Policy & Strategy

White House, NATO set final summit on Afghan war

President Obama and NATO Secretary General Anders Fogh Rasmussen agreed to hold the summit during a joint meeting in Washington on Friday. 

{mosads}”We’ve seen great progress in [Afghanistan]. We want to continue that progress … continuing to work effectively with their Afghan counterparts so that moving into next year, we have a successful Afghan election, and we continue transition until the end of 2014 whereby our combat roles will be completed,” Obama told reporters at the White House. 

For his part, Rasmussen reiterated the alliance’s support for the White House’s deadline to have all U.S. and coalition forces out of the country within the next year. 

“Our goal is in sight [and] soon, we will reach an important milestone,” the NATO chief said during the joint briefing with Obama. 

Roughly 66,000 American troops remain in Afghanistan, with half of those forces scheduled to withdraw from the country this spring. 

The final 32,000 American forces remaining in country will start coming home following the country’s presidential election in April 2014 — officially ending America’s combat role in Afghanistan. 

“The Afghans will take the lead for security across the country … [and] by the end of 2014, our combat mission will be completed, our combat troops will return home, the Afghan security forces will take full responsibility for the security,” he added. 

Obama noted the two leaders discussed several options on how to prepare and support Afghanistan as it assumes control of the country, politically and militarily, after 2014 and beyond. 

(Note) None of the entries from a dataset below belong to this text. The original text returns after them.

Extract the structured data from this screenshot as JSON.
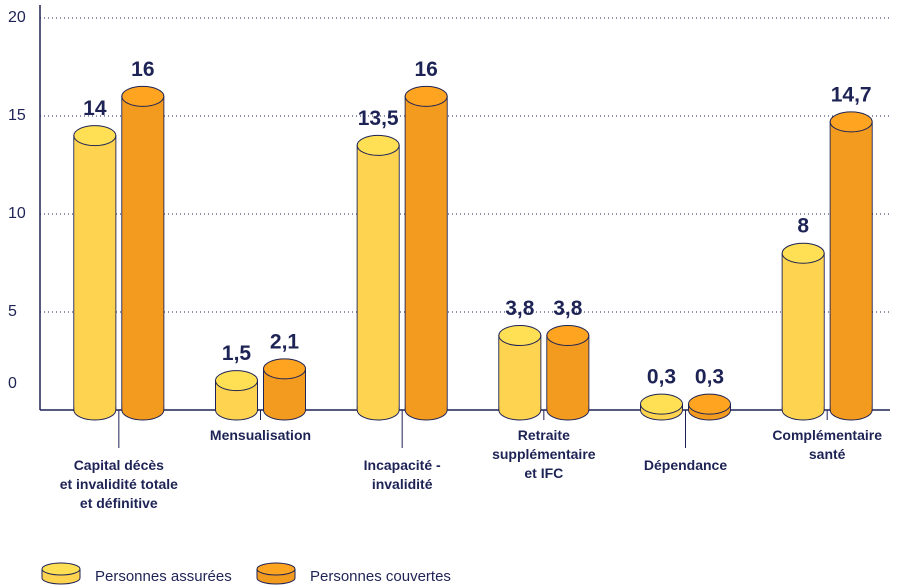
{
  "chart_data": {
    "type": "cylinder-bar",
    "categories": [
      "Capital décès\net invalidité totale\net définitive",
      "Mensualisation",
      "Incapacité -\ninvalidité",
      "Retraite\nsupplémentaire\net IFC",
      "Dépendance",
      "Complémentaire\nsanté"
    ],
    "series": [
      {
        "name": "Personnes assurées",
        "color": "#fdd34f",
        "values": [
          14,
          1.5,
          13.5,
          3.8,
          0.3,
          8
        ],
        "value_labels": [
          "14",
          "1,5",
          "13,5",
          "3,8",
          "0,3",
          "8"
        ]
      },
      {
        "name": "Personnes couvertes",
        "color": "#f39b1e",
        "values": [
          16,
          2.1,
          16,
          3.8,
          0.3,
          14.7
        ],
        "value_labels": [
          "16",
          "2,1",
          "16",
          "3,8",
          "0,3",
          "14,7"
        ]
      }
    ],
    "ylim": [
      0,
      20
    ],
    "yticks": [
      0,
      5,
      10,
      15,
      20
    ],
    "grid": true
  }
}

“We had an opportunity to discuss not only the planning for the next year and a half, but also what kinds of steps we could take post-2014,” Obama said. 

Those steps, he added, will “continue to ensure that Afghan security forces are effective and can control their own borders, and NATO members can be assured that Afghanistan will not be used as a base for terrorism in the future.” 

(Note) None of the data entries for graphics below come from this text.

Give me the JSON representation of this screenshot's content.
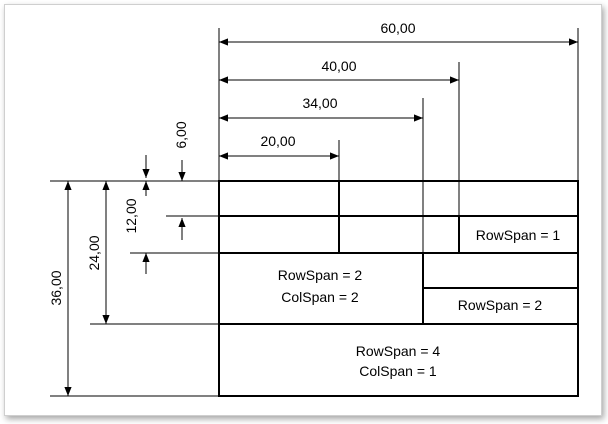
{
  "dimensions": {
    "widths": [
      "60,00",
      "40,00",
      "34,00",
      "20,00"
    ],
    "offset_top": "6,00",
    "height_small": "12,00",
    "height_mid": "24,00",
    "height_total": "36,00"
  },
  "cells": {
    "rowspan_1": "RowSpan = 1",
    "big_rowspan": "RowSpan = 2",
    "big_colspan": "ColSpan = 2",
    "right_rowspan_2": "RowSpan = 2",
    "bottom_rowspan": "RowSpan = 4",
    "bottom_colspan": "ColSpan = 1"
  }
}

However, Obama and Rasmussen declined to provide details on the number of U.S. and NATO troops that would remain behind in Afghanistan to aid in that transition. 

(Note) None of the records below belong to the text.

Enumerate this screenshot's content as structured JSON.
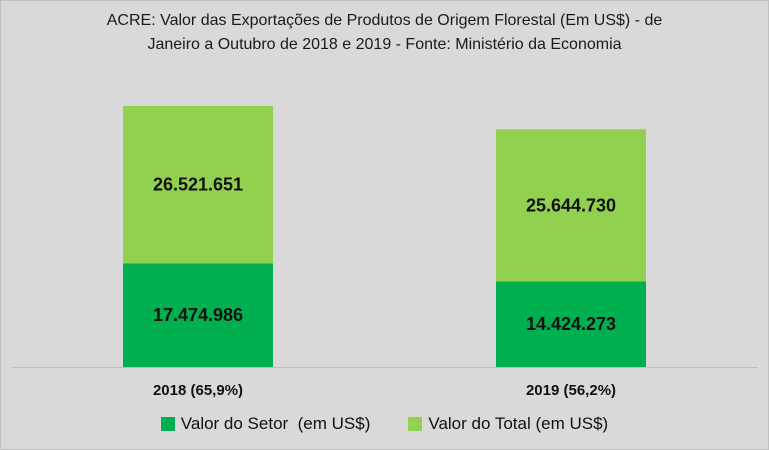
{
  "chart_data": {
    "type": "bar",
    "stacked": true,
    "title_lines": [
      "ACRE: Valor das Exportações de Produtos de Origem Florestal (Em US$) - de",
      "Janeiro a Outubro de 2018 e 2019 - Fonte: Ministério da Economia"
    ],
    "categories": [
      "2018 (65,9%)",
      "2019 (56,2%)"
    ],
    "series": [
      {
        "name": "Valor do Setor  (em US$)",
        "values": [
          17474986,
          14424273
        ],
        "labels": [
          "17.474.986",
          "14.424.273"
        ],
        "color": "#00b050"
      },
      {
        "name": "Valor do Total (em US$)",
        "values": [
          26521651,
          25644730
        ],
        "labels": [
          "26.521.651",
          "25.644.730"
        ],
        "color": "#92d050"
      }
    ],
    "legend_position": "bottom",
    "grid": false,
    "background": "#d9d9d9"
  }
}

Gen. Joseph Dunford, the head of U.S. and coalition forces in Afghanistan, along with other former American commanders have called for a U.S. force of more than 13,000 troops for postwar Afghanistan. 

That force would be backed by a 6,000 to 7,000-man NATO contingent, with the total coalition force conducting training and advising missions for the Afghan National Security Forces (ANSF). 

Former Central Command chief Gen. James Mattis and former top officer in Afghanistan, Gen. John Allen, also expressed support for the 13,000-troop force. 

However that recommendation runs contrary to the 8,000 to 9,000 troops the White House is reportedly eying for postwar Afghanistan. 

Administration officials have also flirted with the notion of leaving no American troops in country after 2014. 

Whatever the postwar troop figure ends up being, that force will represent America’s legacy in the “final chapter” of the Afghan war, according to the president. 

“Not only will [we] … be able to underscore this final chapter in our Afghan operations but also to paint a picture of a future whereby we’re partnering with the Afghan government on behalf of the Afghan people and on behalf of world security,” Obama said.